The very best news arrived yesterday-and I have saved it for last. I went to Queen Square to see Tom, my vestibular physiotherapist. I've been doing the exercises he gave me since I last saw him in March-and even though I have had a nasty throat infection and laryngitis for the last two months, I still managed to do something every day. When Tom put me through the paces-after I told him only about the throat and the difficulty with balance because of it, he still told me that I have come a long, long way since he saw me four months ago. I could see that for myself; there were exercises I could do far more easily than I could do before. When I think of how long it could take me to get near my goal of 90% recovery, I also remember how far I've come in five years. And Tom confirmed that I am not done yet. I will always have to do some eye/walking/balance exercises every day, even when I reach the maximum recovery available-but that won't stop me. And Dr. Davies, who has now retired, and Tom have given me the support and the hope I needed to carry on. It's amazing to note how much a few words of encouragement can help a patient -any patient, but certainly one who has suffered physical damage that is beyond repair. Some people don't care enough about their patients to do that.

So there it all is, and I nearly skipped (I would have done if I was able to skip) home, and called everyone and gave the good news. I'm at 68% now, and it's taken five years-but so what? The brain is an amazing organ, and nobody knows enough about it to be able to say categorically that it won't make the new neural pathways needed to provide another way of recovering my balance and vision. It all could have been worse: they could have killed me, and very nearly did just that. So I'm lucky.

I don't hate the four cripplers. I don't waste my time on that any more. I feel sorry for them-especially Buckland, who is clearly unbalanced and very, very unhappy.
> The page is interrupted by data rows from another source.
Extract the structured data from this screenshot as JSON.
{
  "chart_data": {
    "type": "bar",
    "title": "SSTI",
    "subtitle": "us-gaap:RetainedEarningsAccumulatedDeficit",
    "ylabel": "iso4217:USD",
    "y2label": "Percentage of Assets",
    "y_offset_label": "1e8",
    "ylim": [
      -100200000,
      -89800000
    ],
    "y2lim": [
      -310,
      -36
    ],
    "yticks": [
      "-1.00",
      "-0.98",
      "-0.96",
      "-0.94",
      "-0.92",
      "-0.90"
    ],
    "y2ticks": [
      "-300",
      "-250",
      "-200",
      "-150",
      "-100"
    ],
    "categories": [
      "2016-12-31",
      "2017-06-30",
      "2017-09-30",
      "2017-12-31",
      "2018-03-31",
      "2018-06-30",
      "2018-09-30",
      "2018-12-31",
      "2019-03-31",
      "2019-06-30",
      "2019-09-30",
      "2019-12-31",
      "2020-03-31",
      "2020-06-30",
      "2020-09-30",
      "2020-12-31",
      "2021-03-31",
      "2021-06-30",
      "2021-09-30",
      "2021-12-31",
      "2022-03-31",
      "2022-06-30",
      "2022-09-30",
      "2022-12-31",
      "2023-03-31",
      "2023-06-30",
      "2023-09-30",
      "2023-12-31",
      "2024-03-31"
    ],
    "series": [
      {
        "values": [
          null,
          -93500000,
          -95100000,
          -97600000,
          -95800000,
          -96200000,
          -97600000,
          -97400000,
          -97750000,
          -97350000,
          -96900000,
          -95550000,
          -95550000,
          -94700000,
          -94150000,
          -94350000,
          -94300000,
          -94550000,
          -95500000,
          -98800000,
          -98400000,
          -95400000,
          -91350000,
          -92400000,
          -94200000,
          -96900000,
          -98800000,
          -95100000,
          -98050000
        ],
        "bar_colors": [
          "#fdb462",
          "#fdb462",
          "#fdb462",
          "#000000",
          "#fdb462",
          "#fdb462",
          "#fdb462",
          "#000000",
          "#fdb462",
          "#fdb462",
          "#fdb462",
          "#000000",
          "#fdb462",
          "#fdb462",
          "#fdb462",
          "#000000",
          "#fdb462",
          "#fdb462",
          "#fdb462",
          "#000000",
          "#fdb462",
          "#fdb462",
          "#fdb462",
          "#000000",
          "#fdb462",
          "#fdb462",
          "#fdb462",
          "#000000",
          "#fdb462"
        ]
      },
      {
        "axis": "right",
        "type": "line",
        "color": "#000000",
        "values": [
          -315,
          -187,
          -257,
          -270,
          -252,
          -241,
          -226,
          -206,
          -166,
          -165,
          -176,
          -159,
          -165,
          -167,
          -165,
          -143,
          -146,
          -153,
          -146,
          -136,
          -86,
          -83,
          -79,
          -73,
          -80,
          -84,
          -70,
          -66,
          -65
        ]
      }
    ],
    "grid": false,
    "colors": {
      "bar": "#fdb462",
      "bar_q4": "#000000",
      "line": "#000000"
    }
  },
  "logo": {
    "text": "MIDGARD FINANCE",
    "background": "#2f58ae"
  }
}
Happy people don't do what he did on Monday. And decent human beings don't do what the other three did and just ignore it as if it never happened, as if it was terribly unimportant. In the scheme of things, in the whole picture of my life, these people are nothing. They are unimportant and irrelevant. They are out of my life, and I only want to make sure that they don't do to other patients what they did to me. That is why the whistle is blowing. And what they did will come back to bite them in the ass-it always does, it is inevitable.

I'll keep you updated of any further developments concerning the complaints, and I'll let you know when I do my next video (I'll get the hang of it. What a good tool for social justice!).

As for the pathetic, pitiful, petulant Matt Buckland, Sofia Grigoriadou, Hilary Longhurst and Phil (not so) Bright, if their legal weasels are reading this, I've got a legal team, too-and I'm told I am not breaking the law. So stuff it. I have only a few words for all of you, and if anyone who knows these creatures are still reading this, please tell them the following:
                                                                         No. I don't want fries with this.